Der Kanadier Bruce LaBruce, hat mit „Die Misandristinnen“ ein Werk gedreht, in welchem fast ausschließlich Frauen auftreten. Das ist schon mal eine ziemlich interessante Prämisse. Das Resultat ist indes noch viel mehr als nur interessant: Es ist überaus komisch, clever, kämpferisch, wild, wüst, derb und zudem ein kundiger Trip durch die Historie des weiblichen Coming-of-Age-Films, der – insbesondere in den 1970er Jahren – nicht selten in trashiger Optik, mit lächerlichen Klischeefiguren sowie einer gehörigen Portion Exploitation daherkam.

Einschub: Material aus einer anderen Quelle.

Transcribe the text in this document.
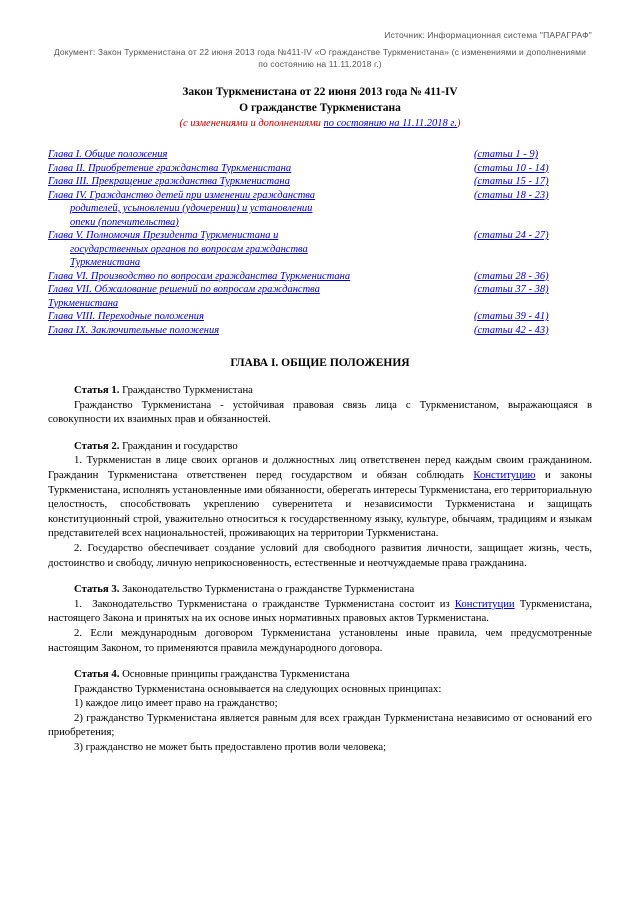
Источник: Информационная система "ПАРАГРАФ"
Документ: Закон Туркменистана от 22 июня 2013 года №411-IV «О гражданстве Туркменистана» (с изменениями и дополнениями по состоянию на 11.11.2018 г.)
Закон Туркменистана от 22 июня 2013 года № 411-IV
О гражданстве Туркменистана
(с изменениями и дополнениями по состоянию на 11.11.2018 г.)
Глава I. Общие положения	(статьи 1 - 9)
Глава II. Приобретение гражданства Туркменистана	(статьи 10 - 14)
Глава III. Прекращение гражданства Туркменистана	(статьи 15 - 17)
Глава IV. Гражданство детей при изменении гражданства	(статьи 18 - 23)
родителей, усыновлении (удочерении) и установлении
опеки (попечительства)
Глава V. Полномочия Президента Туркменистана и	(статьи 24 - 27)
государственных органов по вопросам гражданства
Туркменистана
Глава VI. Производство по вопросам гражданства Туркменистана	(статьи 28 - 36)
Глава VII. Обжалование решений по вопросам гражданства	(статьи 37 - 38)
Туркменистана
Глава VIII. Переходные положения	(статьи 39 - 41)
Глава IX. Заключительные положения	(статьи 42 - 43)
ГЛАВА I. ОБЩИЕ ПОЛОЖЕНИЯ

Статья 1. Гражданство Туркменистана

Гражданство Туркменистана - устойчивая правовая связь лица с Туркменистаном, выражающаяся в совокупности их взаимных прав и обязанностей.

Статья 2. Гражданин и государство

1. Туркменистан в лице своих органов и должностных лиц ответственен перед каждым своим гражданином. Гражданин Туркменистана ответственен перед государством и обязан соблюдать Конституцию и законы Туркменистана, исполнять установленные ими обязанности, оберегать интересы Туркменистана, его территориальную целостность, способствовать укреплению суверенитета и независимости Туркменистана и защищать конституционный строй, уважительно относиться к государственному языку, культуре, обычаям, традициям и языкам представителей всех национальностей, проживающих на территории Туркменистана.

2. Государство обеспечивает создание условий для свободного развития личности, защищает жизнь, честь, достоинство и свободу, личную неприкосновенность, естественные и неотчуждаемые права гражданина.

Статья 3. Законодательство Туркменистана о гражданстве Туркменистана

1.  Законодательство Туркменистана о гражданстве Туркменистана состоит из Конституции Туркменистана, настоящего Закона и принятых на их основе иных нормативных правовых актов Туркменистана.

2. Если международным договором Туркменистана установлены иные правила, чем предусмотренные настоящим Законом, то применяются правила международного договора.

Статья 4. Основные принципы гражданства Туркменистана

Гражданство Туркменистана основывается на следующих основных принципах:

1) каждое лицо имеет право на гражданство;

2) гражданство Туркменистана является равным для всех граждан Туркменистана независимо от оснований его приобретения;

3) гражданство не может быть предоставлено против воли человека;
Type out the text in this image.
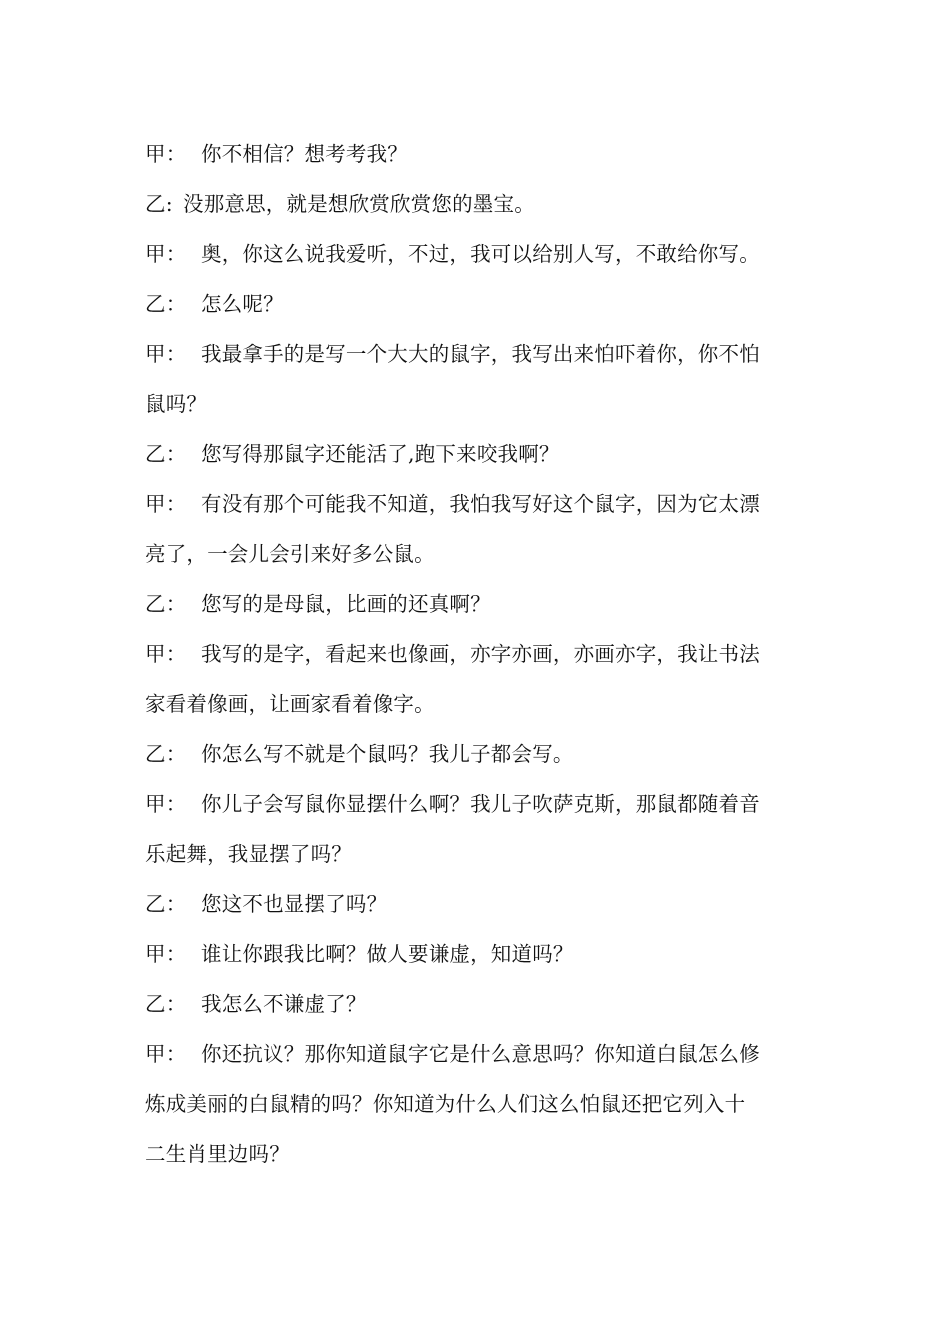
甲： 你不相信？想考考我？
乙: 没那意思，就是想欣赏欣赏您的墨宝。
甲： 奥，你这么说我爱听，不过，我可以给别人写，不敢给你写。
乙： 怎么呢？
甲： 我最拿手的是写一个大大的鼠字，我写出来怕吓着你，你不怕
鼠吗？
乙： 您写得那鼠字还能活了,跑下来咬我啊？
甲： 有没有那个可能我不知道，我怕我写好这个鼠字，因为它太漂
亮了，一会儿会引来好多公鼠。
乙： 您写的是母鼠，比画的还真啊？
甲： 我写的是字，看起来也像画，亦字亦画，亦画亦字，我让书法
家看着像画，让画家看着像字。
乙： 你怎么写不就是个鼠吗？我儿子都会写。
甲： 你儿子会写鼠你显摆什么啊？我儿子吹萨克斯，那鼠都随着音
乐起舞，我显摆了吗？
乙： 您这不也显摆了吗？
甲： 谁让你跟我比啊？做人要谦虚，知道吗？
乙： 我怎么不谦虚了？
甲： 你还抗议？那你知道鼠字它是什么意思吗？你知道白鼠怎么修
炼成美丽的白鼠精的吗？你知道为什么人们这么怕鼠还把它列入十
二生肖里边吗？
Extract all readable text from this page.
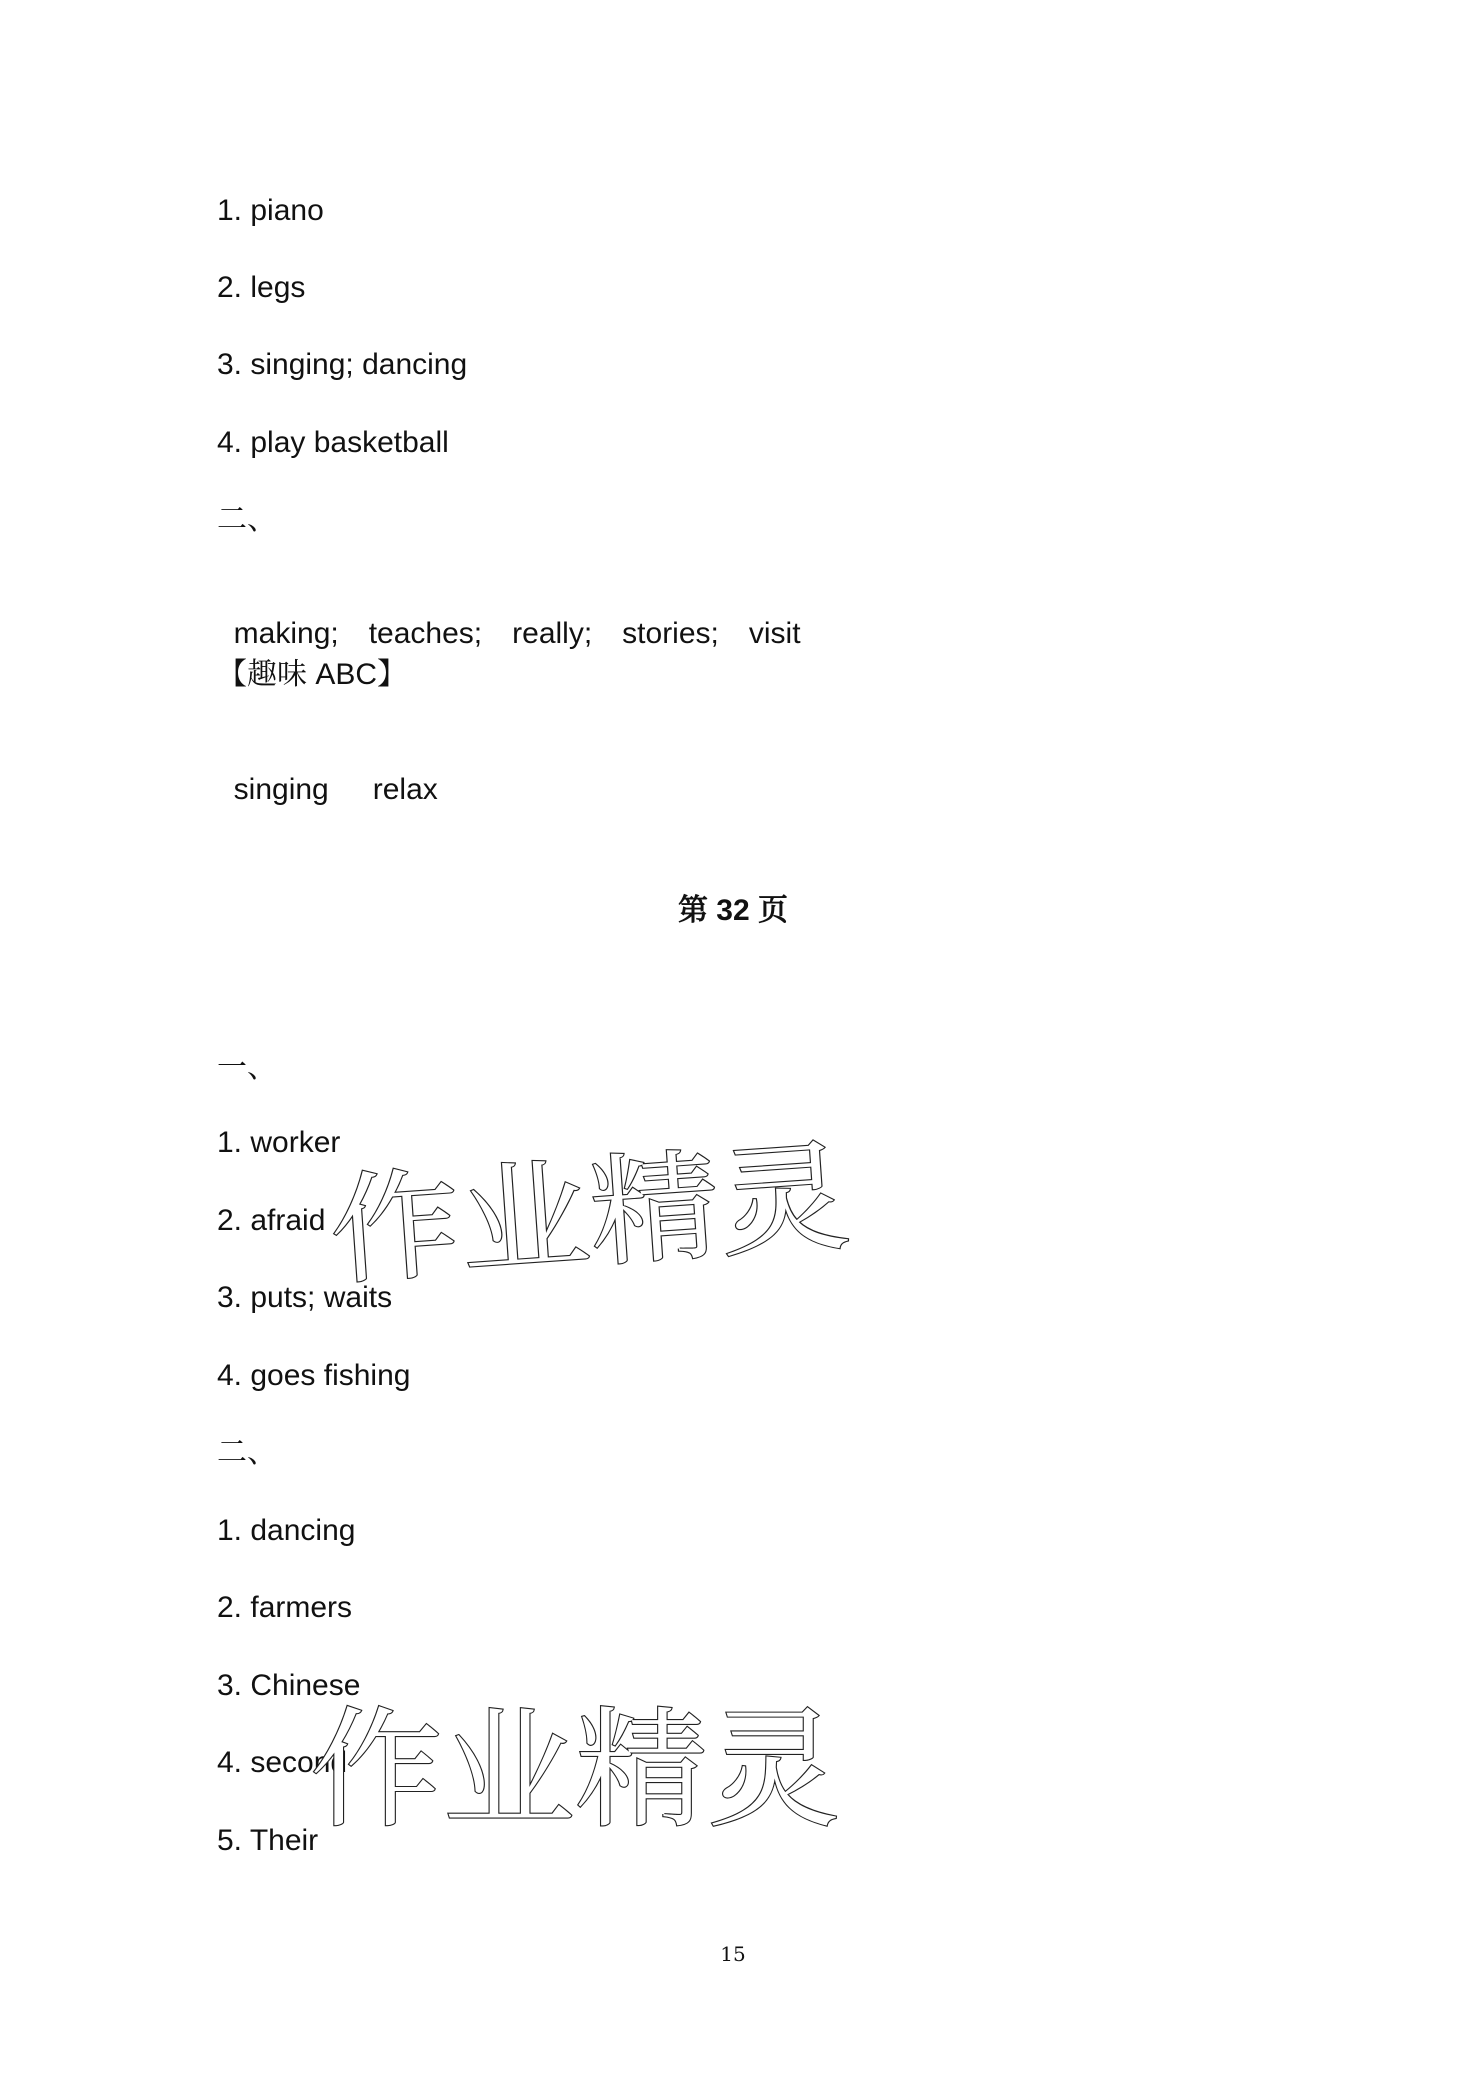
1. piano
2. legs
3. singing; dancing
4. play basketball
二、

making; teaches; really; stories; visit

【趣味 ABC】

singing relax

第 32 页
一、
1. worker
2. afraid
3. puts; waits
4. goes fishing
二、
1. dancing
2. farmers
3. Chinese
4. second
5. Their
作业精灵
作业精灵
15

Bruce LaBruce über seinen Film:

DIE MISANDRISTINNEN ist eine lose Fortsetzung meines Films  „The Raspberry Reich“ aus dem Jahr 2005. In diesem Film glaubt die Hauptfigur Gudrun, die Anführerin einer Terrorist_innen-Gruppe, dass heterosexuelle Monogamie eine bürgerliche Fehlkonstruktion ist, die beseitigt werden muss. Um ihr Ziel zu erreichen, überredet sie ihre vornehmlich männlichen, heterosexuellen Gefolgsleute, ihren revolutionären Eifer zu beweisen, indem sie miteinander Sex haben. Während der Film oberflächlich den Idealismus  der Zeit der sexuellen Revolution und linksradikale Ideale anpreist, war er  auch als eine Kritik an der radikalen Linken  gedacht, insbesondere an deren Tendenz, nicht das zu praktizieren, was sie eigentlich predigen, sowie an der Aneignung von linksradikaler Motivik  durch den Mainstream als „radical chic“.

Auch DIE  MISANDRISTINNEN handelt von einer Terroristinnen-Zelle. Diesmal geht es um eine Gruppe  von essentialistisch-feministischen, lesbischen Separatistinnen, die sich die Female Liberation Army (FLA) nennen. Ihr Ziel ist der vollkommene Umsturz des Patriarchats und die Installation einer neuen weiblichen Weltordnung – eine Welt ohne Männer. Ihre Anführerin Big Mother führt gemeinsam mit ihrer Liebhaberin Dagmar und ein paar weiteren Kameradinnen ein katholisches Internat für schwererziehbare Mädchen, das in Wirklichkeit aber nur als Fassade für die Aktivitäten der Terrorzelle dient. Als Isolde, eine der acht Mädchen, einen verletzten Linksradikalen in den Wäldern entdeckt, entschließt sie sich, ihm zu helfen. Sie versteckt ihn im Keller des Internats und beginnt ihn gesund zu pflegen. Niemand sonst im Haus weiß von dem männlichen Gast, außer Isoldes „Mitschülerin“ Hilde, die in Isolde verliebt ist. Als jedoch dieses und andere Geheimnisse enthüllt werden, kommt es im Internat zum Aufruhr.

Wie „The Raspberry Reich“ funktioniert DIE MISANDRISTINNEN, der im Jahr 1999 angesiedelt ist,  sowohl als Satire und Kritik an der radikalen Linken und den Feministinnen der Zweiten Welle als auch als Feier auf die Ideale des Feminismus. Der Film ist ein vages Remake von Don Siegels Film „The Beguiled“, er bezieht sich aber auch auf eine Reihe anderer Filme wie Robert Aldrichs „Das dreckige Duzend“ und Eberhard Itzenplitz’ lange verdrängten Film „Bambule“ (1970, nach einem Drehbuch von Ulrike Meinhof). Zudem ist DIE MISANDRISTINNEN eine Hommage an den erotischen Film der 1960er und 70er Jahre, vor allem an Claude Chabrols „Zwei Freundinnen“ und Nagisa Oshima „Im Reich der Sinne“.